Die Meisten werden ein E-Drum-Kit zu Hause haben, wenn sie genug Platz haben. In der Regel wird man über Kopfhörer spielen. Es geht aber auch über die PA oder spezielle Drum Monitore. Natürlich ist das Spielen auf den E-Drums dennoch nicht ganz lautlos; je nachdem welche Pads man besitzt, hört man die Anschläge der Sticks sehr laut. Hinzu kommt noch der Trittschall der Bass Drum, der nun um einiges höher ist, aber hier kann man auch mit ein paar Teppichen oder Schallabsobern nachhelfen, um den Krach auf ein erträgliches Maß zu reduzieren. Nicht, dass man die Klingel überhört, wenn der Vermieter mit der Kündigung vor der Tür steht. Am besten, man stellt das Kit auf eine Hohlzplatte und darunter einige halbierte Tennisbälle oder Isolierungen aus dem Baumarkt. Wichtig ist, dass nach Möglichkeit  kein direkter Kontakt zum Boden besteht.


Gerade für die Anfänger unter euch – insbesondere wenn noch keine Band besteht - sind die E-Drums sehr praktisch, weil man damit nun auch zur Musik spielen kann - ohne viel Schnick Schnack. Ich wünschte, es hätte so etwas schon vor dreißig Jahren gegeben. Einige Sets haben die Musik bereits im Modul oder man kann sie über einen USB-Stick oder den PC darauf laden. Manche Geräte, wie Roland oder Yamaha haben sogar eine Recording Funktion! Was will man mehr? Man hat nicht nur die Möglichkeit, zu seiner Lieblingsmusik zu üben, sondern kann das Ganze sobald man es aufgenommen hat, auch einer kritischen Hörprobe unterziehen. Manche Bands proben sogar zu Hause mit Kopfhörern. Oft macht die Band auf diese Art und Weise die ganze Studioarbeit mit E-Drums oder zumindest die Vorproduktionen. Da der Klang der E-Drums meist mehr hergibt, als in einem unspektakulären, oft in Eigenregie auf die Schnelle isolierten Proberaum. Die Technik und der gesamte Aufwand werden so um einiges reduziert.


Die meisten E-Drum Kits liefern auch einen echt guten Drum-Sound, ohne erst ein Drum Kit stimmen zu müssen. Das ist nicht nur kinderleicht; man hat gleichzeitig für jede Art Musik viele verschiedene Sounds zur Auswahl. Darüber hinaus verbraucht man keine Schlagzeugfelle. Einige Drummer sagen, dass auch der Stickverbauch geringer ist (was ich nun leider nicht bestätigen kann wenn ich da an die ersten Simmons Kits denke). Vieles hängt natürlich von der persönlichen Spielweise und den verwendeten Pads ab. Aber die E-Drums haben nicht nur Vorteile. Bei den alten Pads haben sich einige Drummer ganz schön die Handgelenke demoliert. So etwas sollte bei den aktuellen E-Drums Kits eigentlich nicht mehr passieren. Trotzdem sollte man aber darauf achten und bei eventuellen Problemen einen Orthopäden mit einbeziehen.

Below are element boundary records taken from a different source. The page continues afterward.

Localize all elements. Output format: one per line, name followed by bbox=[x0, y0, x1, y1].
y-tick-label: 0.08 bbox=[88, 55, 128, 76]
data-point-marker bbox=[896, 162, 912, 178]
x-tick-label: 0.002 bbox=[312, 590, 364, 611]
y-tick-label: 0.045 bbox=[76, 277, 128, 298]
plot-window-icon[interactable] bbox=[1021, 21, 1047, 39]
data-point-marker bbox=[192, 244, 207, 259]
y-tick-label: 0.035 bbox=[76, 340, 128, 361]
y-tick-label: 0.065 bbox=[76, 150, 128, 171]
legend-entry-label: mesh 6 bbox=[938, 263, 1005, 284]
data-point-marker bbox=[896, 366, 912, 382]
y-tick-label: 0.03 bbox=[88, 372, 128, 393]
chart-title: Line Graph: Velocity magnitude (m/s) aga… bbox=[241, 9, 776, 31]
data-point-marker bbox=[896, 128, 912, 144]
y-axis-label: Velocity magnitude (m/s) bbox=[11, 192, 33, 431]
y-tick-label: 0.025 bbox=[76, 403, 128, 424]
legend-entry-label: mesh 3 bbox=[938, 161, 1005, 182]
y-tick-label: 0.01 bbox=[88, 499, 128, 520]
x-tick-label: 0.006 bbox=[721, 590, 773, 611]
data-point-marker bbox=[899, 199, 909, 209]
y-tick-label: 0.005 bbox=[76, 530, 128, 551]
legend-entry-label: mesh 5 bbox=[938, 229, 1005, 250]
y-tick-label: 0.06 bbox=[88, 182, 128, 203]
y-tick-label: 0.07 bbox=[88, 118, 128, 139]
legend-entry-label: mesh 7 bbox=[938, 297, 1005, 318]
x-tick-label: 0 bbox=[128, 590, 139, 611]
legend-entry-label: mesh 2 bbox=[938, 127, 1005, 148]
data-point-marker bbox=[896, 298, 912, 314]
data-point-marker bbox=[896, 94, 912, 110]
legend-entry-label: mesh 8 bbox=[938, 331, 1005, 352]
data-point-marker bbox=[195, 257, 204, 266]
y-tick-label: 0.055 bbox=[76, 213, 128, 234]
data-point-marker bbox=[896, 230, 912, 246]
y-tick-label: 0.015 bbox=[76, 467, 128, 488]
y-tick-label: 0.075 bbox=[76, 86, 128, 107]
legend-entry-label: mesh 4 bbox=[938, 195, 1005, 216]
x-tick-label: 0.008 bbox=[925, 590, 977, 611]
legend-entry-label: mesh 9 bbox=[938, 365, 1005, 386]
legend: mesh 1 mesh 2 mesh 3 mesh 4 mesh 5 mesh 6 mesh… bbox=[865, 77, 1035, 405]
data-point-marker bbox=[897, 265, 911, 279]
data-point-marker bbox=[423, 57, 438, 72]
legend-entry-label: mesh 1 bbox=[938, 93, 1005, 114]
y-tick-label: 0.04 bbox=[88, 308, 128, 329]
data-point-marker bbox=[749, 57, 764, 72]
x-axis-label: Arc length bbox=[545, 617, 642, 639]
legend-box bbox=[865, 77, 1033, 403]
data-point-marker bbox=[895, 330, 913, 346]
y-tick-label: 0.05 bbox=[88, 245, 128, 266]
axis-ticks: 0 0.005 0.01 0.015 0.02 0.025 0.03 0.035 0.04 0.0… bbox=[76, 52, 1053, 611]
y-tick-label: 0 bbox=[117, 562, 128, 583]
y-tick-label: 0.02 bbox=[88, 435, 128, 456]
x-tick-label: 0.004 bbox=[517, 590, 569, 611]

Bill Bruford am Simmons SDX  Alphonse Mouson mit Dynacord e-Drums am Akustik Drum Set

links: Bill Bruford auf Simmons SDX - rechts: Alphonse Mouzon mit Dynacord Pads an einem Akustik Set - Musik Messe ca. 1985

Für die E-Drums braucht man viel weniger Kraftaufwand, um immer den selben Sound zu erzeugen, was dann besonders auffällt, wenn man wieder hinter einem richtigen Drum-Kit sitzt. Man wundert sich dann, wieso man auf einmal nicht mehr so schnell spielt und der Sound auch nicht mehr so überzeugend ist. Es ist vergleichbar mit dem Wechsel eines Pianisten vom kleinen tragbaren Keyboard auf einen robusten Flügel, bei dem das Gewicht, mit dem die Hand auf den Tasten lastet noch eine enorm große Rolle spielt. Zwar kommen die heutigen High-End-Drums wirklich nah an das Spielgefühl an einem echten Schlagzeug heran, aber es ist noch lange nicht dasselbe.

 

Manche Musiker steigen direkt mit einem E-Drum-Kit ein und möchten kein „echtes“ Schlagzeug. Es gilt sicherlich, dass nicht jede Musik oder Band echte Drums braucht. Jeder soll das machen, was gefällt, und einen Weg finden, seine Ziele und Ideen am besten rüber zu bringen. Dennoch wird wohl auch ein Weltklasse-Keyboarder an einem halbwegs klassischen Instrument begonnen haben. Es hängt eben alles davon ab, wohin man damit möchte. Eins ist und bleibt jedoch klar: wer sich nicht weiter entwickelt, bleibt heutzutage auf der musikalischen Evolutionsleiter im unteren Bereich hängen. Ich glaube, dass man die aktuelle Technik nutzen sollte, schließlich erspart sie uns so manches Mal viel Zeit und Geld. Zudem kann man hier seine Kreativität voll ausleben. Nun denn, ich hau schon mal den Stecker rein und fang an die neuen E-Drums  zu bearbeiten, also bis zum nächsten Test.